Sex-Related Differences of Lipid Metabolism Induced by Triptolide: The Possible Role of the LXRα/SREBP-1 Signaling Pathway

Zhenzhou Jiang; Xiao Huang; Shan Huang; Hongli Guo; Lu Wang; Xiaojiaoyang Li; Xin Huang; Tao Wang; Luyong Zhang; Lixin Sun

doi:10.3389/fphar.2016.00087

Sex-Related Differences of Lipid Metabolism Induced by Triptolide: The Possible Role of the LXRα/SREBP-1 Signaling Pathway

Front Pharmacol. 2016 Mar 31:7:87. doi: 10.3389/fphar.2016.00087. eCollection 2016.

Authors

Zhenzhou Jiang¹, Xiao Huang², Shan Huang², Hongli Guo², Lu Wang², Xiaojiaoyang Li², Xin Huang¹, Tao Wang², Luyong Zhang³, Lixin Sun⁴

Affiliations

¹ Jiangsu Key Laboratory of Drug Screening and Jiangsu Center for Pharmacodynamics Research and Evaluation, China Pharmaceutical UniversityNanjing, China; Key Laboratory of Drug Quality Control and Pharmacovigilance, Ministry of Education, China Pharmaceutical UniversityNanjing, China.
² Jiangsu Key Laboratory of Drug Screening and Jiangsu Center for Pharmacodynamics Research and Evaluation, China Pharmaceutical University Nanjing, China.
³ Jiangsu Key Laboratory of Drug Screening and Jiangsu Center for Pharmacodynamics Research and Evaluation, China Pharmaceutical UniversityNanjing, China; State Key Laboratory of Natural Medicines, China Pharmaceutical UniversityNanjing, China.
⁴ Jiangsu Key Laboratory of Drug Screening and Jiangsu Center for Pharmacodynamics Research and Evaluation, China Pharmaceutical UniversityNanjing, China; Jiangsu Key Laboratory of TCM Evaluation and Translational Research, China Pharmaceutical UniversityNanjing, China.

Abstract

Triptolide, a diterpenoid isolated from the plant Tripterygium wilfordii Hook. f., exerts a unique bioactive spectrum of anti-inflammatory and anticancer activities. However, triptolide's clinical applications are limited due to its severe toxicities. Fatty liver toxicity occurs in response to triptolide, and this toxic response significantly differs between males and females.

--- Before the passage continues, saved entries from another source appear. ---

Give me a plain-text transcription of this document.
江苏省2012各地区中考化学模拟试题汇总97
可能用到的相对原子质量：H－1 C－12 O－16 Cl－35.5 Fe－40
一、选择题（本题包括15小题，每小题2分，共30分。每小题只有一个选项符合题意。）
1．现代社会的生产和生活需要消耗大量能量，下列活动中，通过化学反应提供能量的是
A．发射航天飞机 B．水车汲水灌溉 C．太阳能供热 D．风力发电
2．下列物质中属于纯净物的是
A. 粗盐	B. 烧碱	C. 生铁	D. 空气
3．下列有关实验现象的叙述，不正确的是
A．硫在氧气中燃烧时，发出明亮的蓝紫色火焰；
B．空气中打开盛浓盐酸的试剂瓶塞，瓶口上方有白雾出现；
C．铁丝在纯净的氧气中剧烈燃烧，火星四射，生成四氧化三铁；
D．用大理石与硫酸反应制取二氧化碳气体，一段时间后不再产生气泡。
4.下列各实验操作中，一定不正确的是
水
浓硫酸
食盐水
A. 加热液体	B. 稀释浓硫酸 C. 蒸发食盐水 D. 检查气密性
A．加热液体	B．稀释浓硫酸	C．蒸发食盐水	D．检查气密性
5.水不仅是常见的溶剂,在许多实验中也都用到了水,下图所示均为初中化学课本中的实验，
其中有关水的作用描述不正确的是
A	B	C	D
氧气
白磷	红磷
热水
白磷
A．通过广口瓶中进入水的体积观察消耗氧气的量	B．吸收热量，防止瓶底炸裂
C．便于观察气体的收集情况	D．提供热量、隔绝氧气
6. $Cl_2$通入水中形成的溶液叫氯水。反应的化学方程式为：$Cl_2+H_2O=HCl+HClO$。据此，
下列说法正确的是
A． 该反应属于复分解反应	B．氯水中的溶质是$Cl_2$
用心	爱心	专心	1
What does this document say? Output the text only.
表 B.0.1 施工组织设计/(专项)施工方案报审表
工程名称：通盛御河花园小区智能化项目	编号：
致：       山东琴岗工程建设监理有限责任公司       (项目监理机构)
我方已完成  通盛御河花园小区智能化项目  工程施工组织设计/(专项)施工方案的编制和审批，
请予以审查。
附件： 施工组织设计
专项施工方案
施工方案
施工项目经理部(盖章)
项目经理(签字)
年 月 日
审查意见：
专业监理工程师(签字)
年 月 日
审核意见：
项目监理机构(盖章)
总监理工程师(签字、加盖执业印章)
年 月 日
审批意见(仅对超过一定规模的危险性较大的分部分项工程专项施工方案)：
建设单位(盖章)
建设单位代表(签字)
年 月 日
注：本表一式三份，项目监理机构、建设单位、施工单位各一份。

This report investigated the pathogenesis underlying the sex-related differences in the dyslipidosis induced by triptolide in rats. Wistar rats were administered 0, 150, 300, or 450 μg triptolide/kg/day by gavage for 28 days. Ultrastructural examination revealed that more lipid droplets were present in female triptolide-treated rats than in male triptolide-treated rats. Furthermore, liver triglyceride, total bile acid and free fatty acid levels were significantly increased in female rats in the 300 and 450 μg/kg dose groups. The expression of liver X receptor α (LXRα) and its target genes, cholesterol 7α-hydroxylase (CYP7A1) and Sterol regulatory element-binding transcription factor 1(SREBP-1), increased following triptolide treatment in both male and female rats; however, the female rats were more sensitive to triptolide than the male rats. In addition, the expression of acetyl-CoA carboxylase 1(ACC1), a target gene of SREBP-1, increased in the female rats treated with 450 μg triptolide/kg/day, and ACC1 expression contributed to the sex-related differences in the triptolide-induced dysfunction of lipid metabolism. Our results demonstrate that the sex-related differences in LXR/SREBP-1-mediated regulation of gene expression in rats are responsible for the sex-related differences in lipid metabolism induced by triptolide, which likely underlie the sex-related differences in triptolide hepatotoxicity. This study will be important for predicting sex-related effects on the pharmacokinetics and toxicity of triptolide and for improving its safety.

Keywords: Sterol regulatory element-binding transcription factor 1; hepatotoxicity; lipid metabolism; liver X receptor α; triptolide.